Ottawa - Feb. 7, 2011 - The issue of corporate taxes has been a very popular topic of discussion in the news recently. The 2007 Budget presented by Finance Minister Jim Flaherty included a 5 year plan to lower the tax paid by corporations to 15% by January 1, 2012. On January 1, 2011 the rate was reduced from 18% to 16.5% as scheduled, and the rate will be reduced a further 1.5% on January 1, 2012. The Bloc Quebecois and the NDP voted against our 2007 budget but, the Liberal party supported it by ensuring that many of their members were not present for the vote.
Approximately 2 months ago Liberal leader Michael Ignatieff decided he could no longer support the decision that was taken in the 2007 budget. He abruptly announced that if the Government did not rescind the legislation and put the tax rate back up to 18% he would vote against the upcoming budget which would result in an election. He has maintained that position ever since and has solicited the support of the Bloc Quebecois. Jack Layton and the NDP have not confirmed that they will support Ignatieff, but their Deputy Leader, Thomas Mulcair, does support Ignatieff's position.
So, without even reading the budget, two of the three opposition leaders have stated they will defeat the government if we don't raise taxes. Here we are in a fragile economy, trying to create jobs and recover the economy, and we have two parties insisting we raise taxes for those businesses that create jobs and invest in our economy. This is the kind of challenges our minority government faces each and every day.
Canada is the envy of the world because of how we are recovering from the recession. Our stimulus funding created 400,000 jobs; Tim Hortons returned their corporate headquarters to Canada because of our lower corporate tax rates; The Wall Street Journal is lauding our low corporate tax rates; and more and more investors and businesses are looking at setting up in Canada because they know by January 1, 2012 we will have the lowest tax rate of all G8 countries. Canada would lose all credibility on the world stage if we now reversed our position and raised taxes.
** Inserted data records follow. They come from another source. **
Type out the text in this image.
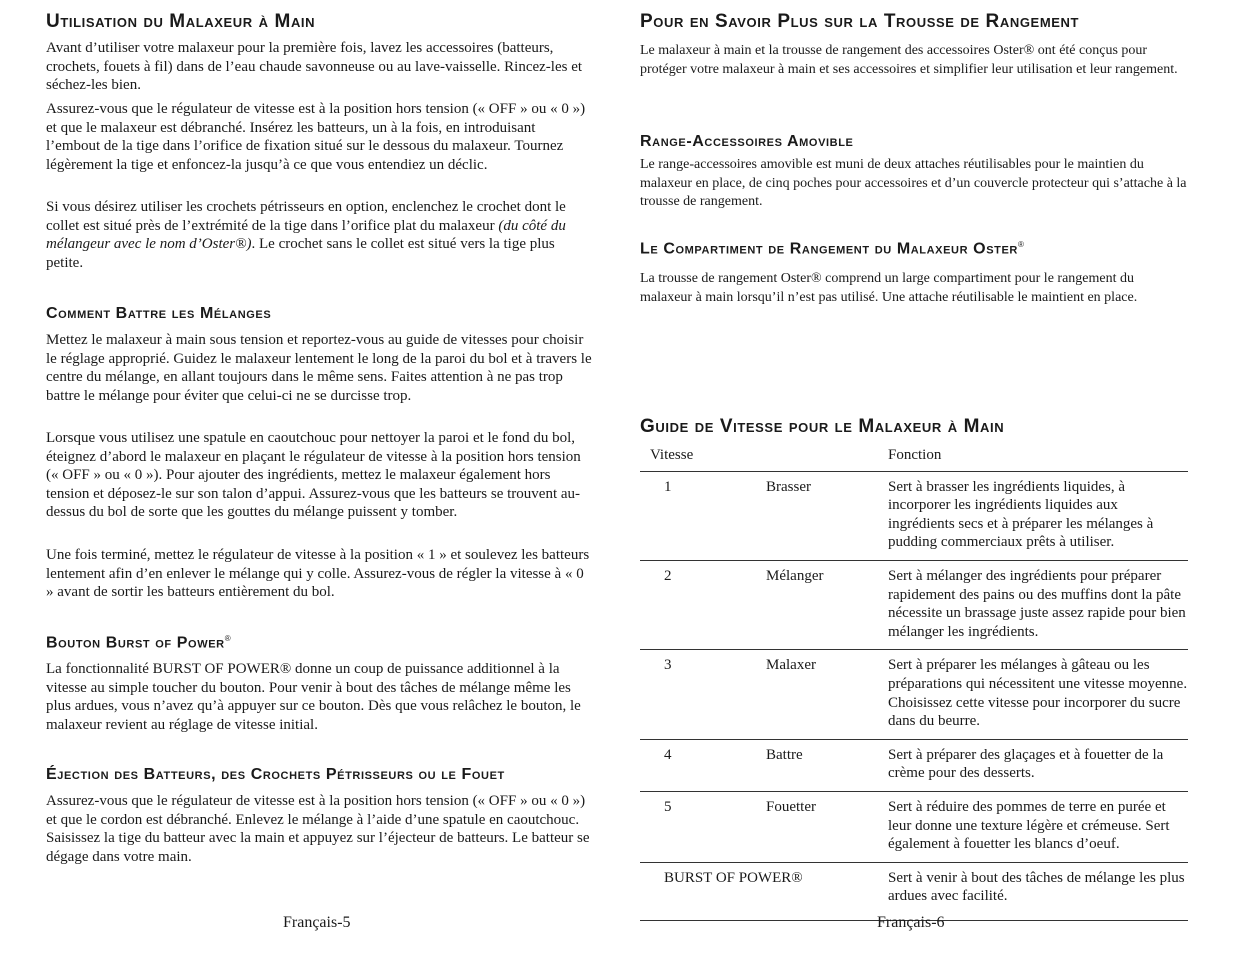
Utilisation du Malaxeur à Main

Avant d’utiliser votre malaxeur pour la première fois, lavez les accessoires (batteurs, crochets, fouets à fil) dans de l’eau chaude savonneuse ou au lave-vaisselle. Rincez-les et séchez-les bien.

Assurez-vous que le régulateur de vitesse est à la position hors tension (« OFF » ou « 0 ») et que le malaxeur est débranché. Insérez les batteurs, un à la fois, en introduisant l’embout de la tige dans l’orifice de fixation situé sur le dessous du malaxeur. Tournez légèrement la tige et enfoncez-la jusqu’à ce que vous entendiez un déclic.

Si vous désirez utiliser les crochets pétrisseurs en option, enclenchez le crochet dont le collet est situé près de l’extrémité de la tige dans l’orifice plat du malaxeur (du côté du mélangeur avec le nom d’Oster®). Le crochet sans le collet est situé vers la tige plus petite.

Comment Battre les Mélanges

Mettez le malaxeur à main sous tension et reportez-vous au guide de vitesses pour choisir le réglage approprié. Guidez le malaxeur lentement le long de la paroi du bol et à travers le centre du mélange, en allant toujours dans le même sens. Faites attention à ne pas trop battre le mélange pour éviter que celui-ci ne se durcisse trop.

Lorsque vous utilisez une spatule en caoutchouc pour nettoyer la paroi et le fond du bol, éteignez d’abord le malaxeur en plaçant le régulateur de vitesse à la position hors tension (« OFF » ou « 0 »). Pour ajouter des ingrédients, mettez le malaxeur également hors tension et déposez-le sur son talon d’appui. Assurez-vous que les batteurs se trouvent au-dessus du bol de sorte que les gouttes du mélange puissent y tomber.

Une fois terminé, mettez le régulateur de vitesse à la position « 1 » et soulevez les batteurs lentement afin d’en enlever le mélange qui y colle. Assurez-vous de régler la vitesse à « 0 » avant de sortir les batteurs entièrement du bol.

Bouton Burst of Power®

La fonctionnalité BURST OF POWER® donne un coup de puissance additionnel à la vitesse au simple toucher du bouton. Pour venir à bout des tâches de mélange même les plus ardues, vous n’avez qu’à appuyer sur ce bouton. Dès que vous relâchez le bouton, le malaxeur revient au réglage de vitesse initial.

Éjection des Batteurs, des Crochets Pétrisseurs ou le Fouet

Assurez-vous que le régulateur de vitesse est à la position hors tension (« OFF » ou « 0 ») et que le cordon est débranché. Enlevez le mélange à l’aide d’une spatule en caoutchouc. Saisissez la tige du batteur avec la main et appuyez sur l’éjecteur de batteurs. Le batteur se dégage dans votre main.

Français-5
Pour en Savoir Plus sur la Trousse de Rangement

Le malaxeur à main et la trousse de rangement des accessoires Oster® ont été conçus pour protéger votre malaxeur à main et ses accessoires et simplifier leur utilisation et leur rangement.

Range-Accessoires Amovible

Le range-accessoires amovible est muni de deux attaches réutilisables pour le maintien du malaxeur en place, de cinq poches pour accessoires et d’un couvercle protecteur qui s’attache à la trousse de rangement.

Le Compartiment de Rangement du Malaxeur Oster®

La trousse de rangement Oster® comprend un large compartiment pour le rangement du malaxeur à main lorsqu’il n’est pas utilisé. Une attache réutilisable le maintient en place.

Guide de Vitesse pour le Malaxeur à Main
Vitesse		Fonction
1	Brasser	Sert à brasser les ingrédients liquides, à incorporer les ingrédients liquides aux ingrédients secs et à préparer les mélanges à pudding commerciaux prêts à utiliser.
2	Mélanger	Sert à mélanger des ingrédients pour préparer rapidement des pains ou des muffins dont la pâte nécessite un brassage juste assez rapide pour bien mélanger les ingrédients.
3	Malaxer	Sert à préparer les mélanges à gâteau ou les préparations qui nécessitent une vitesse moyenne. Choisissez cette vitesse pour incorporer du sucre dans du beurre.
4	Battre	Sert à préparer des glaçages et à fouetter de la crème pour des desserts.
5	Fouetter	Sert à réduire des pommes de terre en purée et leur donne une texture légère et crémeuse. Sert également à fouetter les blancs d’oeuf.
BURST OF POWER®		Sert à venir à bout des tâches de mélange les plus ardues avec facilité.
Français-6
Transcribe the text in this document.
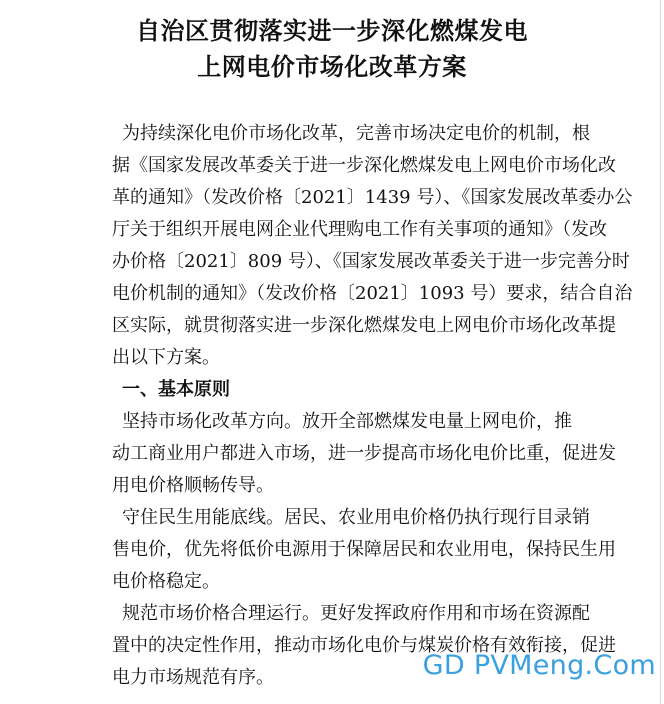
自治区贯彻落实进一步深化燃煤发电
上网电价市场化改革方案
为持续深化电价市场化改革，完善市场决定电价的机制，根
据《国家发展改革委关于进一步深化燃煤发电上网电价市场化改
革的通知》（发改价格〔2021〕1439 号）、《国家发展改革委办公
厅关于组织开展电网企业代理购电工作有关事项的通知》（发改
办价格〔2021〕809 号）、《国家发展改革委关于进一步完善分时
电价机制的通知》（发改价格〔2021〕1093 号）要求，结合自治
区实际，就贯彻落实进一步深化燃煤发电上网电价市场化改革提
出以下方案。
一、基本原则
坚持市场化改革方向。放开全部燃煤发电量上网电价，推
动工商业用户都进入市场，进一步提高市场化电价比重，促进发
用电价格顺畅传导。
守住民生用能底线。居民、农业用电价格仍执行现行目录销
售电价，优先将低价电源用于保障居民和农业用电，保持民生用
电价格稳定。
规范市场价格合理运行。更好发挥政府作用和市场在资源配
置中的决定性作用，推动市场化电价与煤炭价格有效衔接，促进
电力市场规范有序。	GD PVMeng.Com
Mr. Ignatieff claims we need to increase corporate taxes to help pay down the deficit. He does not realize that by lowering taxes and encouraging business to grow and hire additional employees, government revenues actually increase. After the 1.5% reductions of 2008 and 2009, during the worst part of the global recession, Canadian corporate tax revenue held steady. Corporations react to lower taxes the same way as individuals do. If individuals have more money in their pockets as a result of paying less tax, they do one of two things. They either spend it or invest it. Corporations are no different. In either case lower taxes grow the economy, create additional employment and increase government revenue.